I’m not about to make promises I can’t keep. So I won’t tell you that you’re going to get out of this without jail time, or that I’ll invest myself in this case and make it my priority to represent your side to the best of my ability. Hell, I won’t even try to convince you that I care what happens to you! What I will say is that I will do my darndest to do at least enough in this trial to get paid. And I can take that to the bank.

Look, you didn’t make this easy for yourself. Not having enough money to actually hire a lawyer who is motivated to win the case for you, well, that’s a mistake a rich person would never ever make. You didn’t make any other mistakes, and I think you’re probably innocent, but still! What were you thinking? Do you want to go to jail? A lawyer paid to win cases probably could have kept this out of court. But I’m not that type of wheeling and dealing, driven, give-my-all type lawyer! I’m an honest to god public defender, and that means I’ve had my spirit of justice slowly crushed out of me over years of working within a corrupt system that rewards the rich and punishes the poor.

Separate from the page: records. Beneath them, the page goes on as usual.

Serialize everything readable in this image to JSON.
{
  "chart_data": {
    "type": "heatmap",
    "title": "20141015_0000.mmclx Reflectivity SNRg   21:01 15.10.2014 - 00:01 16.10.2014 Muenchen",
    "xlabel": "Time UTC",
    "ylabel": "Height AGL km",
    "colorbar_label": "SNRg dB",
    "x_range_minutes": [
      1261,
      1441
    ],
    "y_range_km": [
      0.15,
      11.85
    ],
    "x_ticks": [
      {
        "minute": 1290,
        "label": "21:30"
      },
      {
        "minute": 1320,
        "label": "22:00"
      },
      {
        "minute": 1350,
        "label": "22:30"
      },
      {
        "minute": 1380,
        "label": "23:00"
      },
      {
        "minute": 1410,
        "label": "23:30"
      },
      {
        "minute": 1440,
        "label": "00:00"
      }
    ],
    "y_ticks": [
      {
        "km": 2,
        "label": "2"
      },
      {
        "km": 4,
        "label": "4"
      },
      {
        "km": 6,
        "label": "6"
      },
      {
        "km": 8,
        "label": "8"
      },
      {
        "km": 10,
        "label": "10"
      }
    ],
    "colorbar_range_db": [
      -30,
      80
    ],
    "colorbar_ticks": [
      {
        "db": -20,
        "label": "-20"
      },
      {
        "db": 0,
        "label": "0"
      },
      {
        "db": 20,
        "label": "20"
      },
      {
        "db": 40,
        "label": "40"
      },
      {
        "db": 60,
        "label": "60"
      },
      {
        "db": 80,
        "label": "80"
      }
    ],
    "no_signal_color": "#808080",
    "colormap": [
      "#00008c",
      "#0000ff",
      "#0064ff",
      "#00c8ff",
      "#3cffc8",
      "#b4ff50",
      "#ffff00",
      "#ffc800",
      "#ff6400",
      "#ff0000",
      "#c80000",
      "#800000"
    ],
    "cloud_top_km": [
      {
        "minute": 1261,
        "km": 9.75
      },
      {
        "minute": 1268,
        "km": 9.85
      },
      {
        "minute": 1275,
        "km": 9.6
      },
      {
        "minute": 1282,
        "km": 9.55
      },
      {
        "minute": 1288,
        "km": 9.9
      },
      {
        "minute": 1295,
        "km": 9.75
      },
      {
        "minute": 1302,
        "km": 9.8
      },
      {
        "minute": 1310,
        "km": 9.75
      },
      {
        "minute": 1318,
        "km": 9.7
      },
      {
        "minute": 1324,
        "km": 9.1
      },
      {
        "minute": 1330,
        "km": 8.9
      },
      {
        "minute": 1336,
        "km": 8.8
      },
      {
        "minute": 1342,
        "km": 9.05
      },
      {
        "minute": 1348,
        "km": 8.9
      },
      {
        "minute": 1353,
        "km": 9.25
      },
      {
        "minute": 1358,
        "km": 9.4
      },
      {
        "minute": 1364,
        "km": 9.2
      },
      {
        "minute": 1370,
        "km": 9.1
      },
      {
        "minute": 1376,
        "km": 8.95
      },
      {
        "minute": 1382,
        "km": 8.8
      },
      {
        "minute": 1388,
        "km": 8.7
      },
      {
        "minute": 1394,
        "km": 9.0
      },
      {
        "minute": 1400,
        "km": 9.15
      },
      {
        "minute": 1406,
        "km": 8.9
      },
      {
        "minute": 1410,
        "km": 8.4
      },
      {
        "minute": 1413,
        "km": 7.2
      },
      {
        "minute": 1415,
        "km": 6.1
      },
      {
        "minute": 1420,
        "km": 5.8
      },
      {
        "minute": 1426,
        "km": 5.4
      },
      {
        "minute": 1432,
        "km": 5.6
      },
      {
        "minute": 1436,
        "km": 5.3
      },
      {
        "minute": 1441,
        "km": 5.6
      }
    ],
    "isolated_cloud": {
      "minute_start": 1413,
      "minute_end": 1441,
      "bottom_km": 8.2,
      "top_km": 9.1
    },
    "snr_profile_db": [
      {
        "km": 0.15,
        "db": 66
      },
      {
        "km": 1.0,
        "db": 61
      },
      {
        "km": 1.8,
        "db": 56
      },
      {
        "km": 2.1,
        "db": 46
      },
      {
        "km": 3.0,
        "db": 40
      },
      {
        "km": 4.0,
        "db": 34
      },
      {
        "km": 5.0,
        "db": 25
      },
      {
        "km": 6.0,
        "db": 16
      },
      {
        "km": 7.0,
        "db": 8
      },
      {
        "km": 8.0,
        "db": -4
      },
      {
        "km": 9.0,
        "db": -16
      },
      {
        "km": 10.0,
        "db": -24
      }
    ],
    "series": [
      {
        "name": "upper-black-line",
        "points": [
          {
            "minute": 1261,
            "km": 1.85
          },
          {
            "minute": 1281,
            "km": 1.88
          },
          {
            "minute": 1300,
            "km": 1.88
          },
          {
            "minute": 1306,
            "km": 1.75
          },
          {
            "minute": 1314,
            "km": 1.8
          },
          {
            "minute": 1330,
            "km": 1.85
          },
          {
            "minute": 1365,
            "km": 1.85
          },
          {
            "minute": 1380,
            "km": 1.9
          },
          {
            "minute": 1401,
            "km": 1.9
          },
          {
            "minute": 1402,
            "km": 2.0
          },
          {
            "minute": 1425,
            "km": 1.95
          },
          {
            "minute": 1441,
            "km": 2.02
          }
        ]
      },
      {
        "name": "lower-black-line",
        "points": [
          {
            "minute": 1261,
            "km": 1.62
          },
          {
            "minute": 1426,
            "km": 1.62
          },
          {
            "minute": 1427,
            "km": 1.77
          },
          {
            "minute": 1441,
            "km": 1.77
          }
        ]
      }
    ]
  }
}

No conflict of interest here, buddy. When I commit to a client, I commit exactly to the extent that I have to in order to ensure that the case is quick and uncomplicated. If that means not staying up through the night sifting through case files in the hope of an epiphany or not going out of my way to investigate witnesses who might better be able to represent the facts of the case, then goddammit I will not do those things! That’s a guarantee.

Am I giving you my full, undivided attention? No, of course not! Given this country’s gross practices of mass incarceration, I’ve been saddled with so many cases that I don’t even think I quite remember your name. Is that going to prevent me from giving you the best damn representation this state has ever seen? Obviously! Even if I was motivated to put time into your case, I wouldn’t be physically able to. I am exhausted and demoralized. Do you have any better options? No!

Now let’s get out there. Hold on a second. Put on this suit jacket or this orange jumpsuit. I want to make sure you to make either a good or a bad impression. And do you think you could get your mother to cry during the cross-examination so the jury sympathizes with you? Or maybe a loud man to yell “he’s guilty!” over and over again until he’s removed from the court? I don’t care which.